Soudain rasséréné, il m’accolade.
— Tu m’ sauves le mental, mec. Si ç’aurait pas été de toi, j’ serais d’venu neuneu. Je l’aime tant, ce chiare. Faut que j’aille chercher un litron pour fêter la renaissance d’ mon p’tit gars. Mais t’avouereras, les gonzesses, quelle engeance, hein ?

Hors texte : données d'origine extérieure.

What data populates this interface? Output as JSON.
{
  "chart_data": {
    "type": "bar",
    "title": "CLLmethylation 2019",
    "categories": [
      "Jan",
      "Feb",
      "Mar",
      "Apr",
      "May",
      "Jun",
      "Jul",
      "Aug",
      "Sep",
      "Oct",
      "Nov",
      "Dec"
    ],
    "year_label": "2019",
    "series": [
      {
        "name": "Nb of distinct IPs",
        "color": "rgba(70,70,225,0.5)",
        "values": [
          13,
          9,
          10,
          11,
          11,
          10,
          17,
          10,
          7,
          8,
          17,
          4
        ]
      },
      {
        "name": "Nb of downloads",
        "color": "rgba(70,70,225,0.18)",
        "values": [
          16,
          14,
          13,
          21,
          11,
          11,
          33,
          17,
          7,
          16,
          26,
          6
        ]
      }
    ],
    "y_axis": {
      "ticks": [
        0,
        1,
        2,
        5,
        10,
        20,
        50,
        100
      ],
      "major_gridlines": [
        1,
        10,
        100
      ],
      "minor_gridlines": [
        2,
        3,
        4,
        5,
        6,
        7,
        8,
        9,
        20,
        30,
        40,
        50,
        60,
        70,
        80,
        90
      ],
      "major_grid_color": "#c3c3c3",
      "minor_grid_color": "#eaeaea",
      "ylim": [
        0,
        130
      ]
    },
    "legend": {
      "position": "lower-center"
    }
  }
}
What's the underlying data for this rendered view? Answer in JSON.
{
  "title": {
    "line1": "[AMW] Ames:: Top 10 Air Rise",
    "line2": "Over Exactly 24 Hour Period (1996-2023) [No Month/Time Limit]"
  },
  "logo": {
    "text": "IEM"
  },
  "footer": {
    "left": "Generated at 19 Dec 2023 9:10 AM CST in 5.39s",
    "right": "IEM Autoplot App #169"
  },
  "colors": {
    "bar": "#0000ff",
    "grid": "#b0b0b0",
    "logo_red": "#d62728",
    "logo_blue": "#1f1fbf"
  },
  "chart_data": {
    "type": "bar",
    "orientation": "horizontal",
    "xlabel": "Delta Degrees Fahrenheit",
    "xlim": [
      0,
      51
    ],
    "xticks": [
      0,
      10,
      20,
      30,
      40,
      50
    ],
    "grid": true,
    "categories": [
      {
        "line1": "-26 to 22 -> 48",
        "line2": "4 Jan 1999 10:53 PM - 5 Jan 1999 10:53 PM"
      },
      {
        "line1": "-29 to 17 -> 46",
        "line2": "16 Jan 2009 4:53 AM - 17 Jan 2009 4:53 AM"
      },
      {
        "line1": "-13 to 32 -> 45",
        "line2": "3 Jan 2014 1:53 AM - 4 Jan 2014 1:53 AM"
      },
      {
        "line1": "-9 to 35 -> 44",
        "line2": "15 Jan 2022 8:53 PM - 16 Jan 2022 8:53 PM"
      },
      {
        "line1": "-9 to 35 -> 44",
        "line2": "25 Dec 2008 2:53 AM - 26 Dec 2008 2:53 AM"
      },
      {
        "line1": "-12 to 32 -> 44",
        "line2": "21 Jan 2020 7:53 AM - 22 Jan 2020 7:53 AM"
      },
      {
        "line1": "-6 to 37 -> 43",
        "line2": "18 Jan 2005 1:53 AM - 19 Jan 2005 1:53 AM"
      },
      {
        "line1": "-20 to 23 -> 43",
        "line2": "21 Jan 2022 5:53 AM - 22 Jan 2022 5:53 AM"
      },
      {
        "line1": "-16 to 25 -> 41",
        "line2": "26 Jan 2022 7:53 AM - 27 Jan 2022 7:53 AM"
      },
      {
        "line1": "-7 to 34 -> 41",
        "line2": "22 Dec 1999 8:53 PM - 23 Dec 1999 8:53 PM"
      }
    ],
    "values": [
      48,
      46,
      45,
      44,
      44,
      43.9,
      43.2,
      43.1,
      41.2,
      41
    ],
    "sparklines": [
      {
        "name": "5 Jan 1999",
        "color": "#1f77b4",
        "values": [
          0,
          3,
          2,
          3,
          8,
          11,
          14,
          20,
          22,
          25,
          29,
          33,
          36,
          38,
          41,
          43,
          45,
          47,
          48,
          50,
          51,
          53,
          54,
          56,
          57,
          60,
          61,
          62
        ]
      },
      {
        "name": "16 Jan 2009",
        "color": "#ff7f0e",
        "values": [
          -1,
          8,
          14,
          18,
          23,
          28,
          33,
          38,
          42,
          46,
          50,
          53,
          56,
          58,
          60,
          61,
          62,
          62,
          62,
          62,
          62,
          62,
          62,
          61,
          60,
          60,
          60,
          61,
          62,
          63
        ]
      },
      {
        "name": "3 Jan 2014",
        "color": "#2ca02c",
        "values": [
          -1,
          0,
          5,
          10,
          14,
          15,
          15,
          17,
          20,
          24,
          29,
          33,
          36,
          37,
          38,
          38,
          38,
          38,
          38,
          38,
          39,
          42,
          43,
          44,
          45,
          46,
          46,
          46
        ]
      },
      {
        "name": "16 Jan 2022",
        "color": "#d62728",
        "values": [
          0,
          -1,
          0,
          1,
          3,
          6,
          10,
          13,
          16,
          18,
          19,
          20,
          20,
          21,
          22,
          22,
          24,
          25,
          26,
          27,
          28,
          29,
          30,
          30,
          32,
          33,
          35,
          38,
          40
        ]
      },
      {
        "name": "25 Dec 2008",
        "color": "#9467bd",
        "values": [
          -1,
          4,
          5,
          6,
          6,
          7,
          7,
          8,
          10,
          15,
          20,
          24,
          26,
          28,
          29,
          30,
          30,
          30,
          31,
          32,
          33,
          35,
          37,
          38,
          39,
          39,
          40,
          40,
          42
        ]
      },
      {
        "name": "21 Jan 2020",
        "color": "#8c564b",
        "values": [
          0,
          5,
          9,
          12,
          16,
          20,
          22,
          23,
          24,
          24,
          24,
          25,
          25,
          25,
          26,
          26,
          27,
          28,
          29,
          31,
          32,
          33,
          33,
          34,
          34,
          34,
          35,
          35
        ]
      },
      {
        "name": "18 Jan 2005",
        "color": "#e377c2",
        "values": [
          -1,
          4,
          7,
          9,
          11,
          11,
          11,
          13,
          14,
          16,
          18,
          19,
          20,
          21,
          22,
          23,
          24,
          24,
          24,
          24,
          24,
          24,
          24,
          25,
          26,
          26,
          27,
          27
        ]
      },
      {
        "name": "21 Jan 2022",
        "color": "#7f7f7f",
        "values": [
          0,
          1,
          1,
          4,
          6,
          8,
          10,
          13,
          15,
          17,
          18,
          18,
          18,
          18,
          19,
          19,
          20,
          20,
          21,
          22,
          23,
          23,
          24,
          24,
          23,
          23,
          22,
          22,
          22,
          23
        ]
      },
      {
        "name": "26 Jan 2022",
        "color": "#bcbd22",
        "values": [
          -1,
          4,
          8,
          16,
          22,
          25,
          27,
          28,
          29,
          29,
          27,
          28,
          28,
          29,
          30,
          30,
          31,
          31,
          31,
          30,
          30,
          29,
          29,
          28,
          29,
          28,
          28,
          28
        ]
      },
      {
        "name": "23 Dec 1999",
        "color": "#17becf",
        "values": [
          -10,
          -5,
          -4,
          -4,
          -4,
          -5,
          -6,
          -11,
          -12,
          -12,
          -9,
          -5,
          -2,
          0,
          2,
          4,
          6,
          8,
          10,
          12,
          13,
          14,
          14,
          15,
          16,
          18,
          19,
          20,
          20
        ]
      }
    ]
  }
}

Quand il est sorti, j’appelle ma Félicie d’amour. Je lui raconte que, oui, oui, la Rose d’Or, une pure merveille. D’accord, je rentrerai pour le dîner. Ce que j’ai envie de manger ? Eh bien, je serais assez partant pour des oiseaux-sans-tête[6] avec des petits pois frais aux lardons. Pour commencer ? Ben, c’est la saison des asperges, non ?
Ensuite, elle me dit que tout va bien at home. Le luron des Bérurier est un ogre qui chiale dès qu’il aperçoit le fond de sa gamelle.
Je demande à maman d’aller chercher dans ma chambre, parmi ma paperasserie et mon matériel de burlingue, un crayon bille violet à l’encre indélébile et de tracer une marque en forme de demi-lune au haut de la fesse gauche du moutard. Je lui donne la raison pieuse d’un tel tatouage et elle promet de faire au mieux.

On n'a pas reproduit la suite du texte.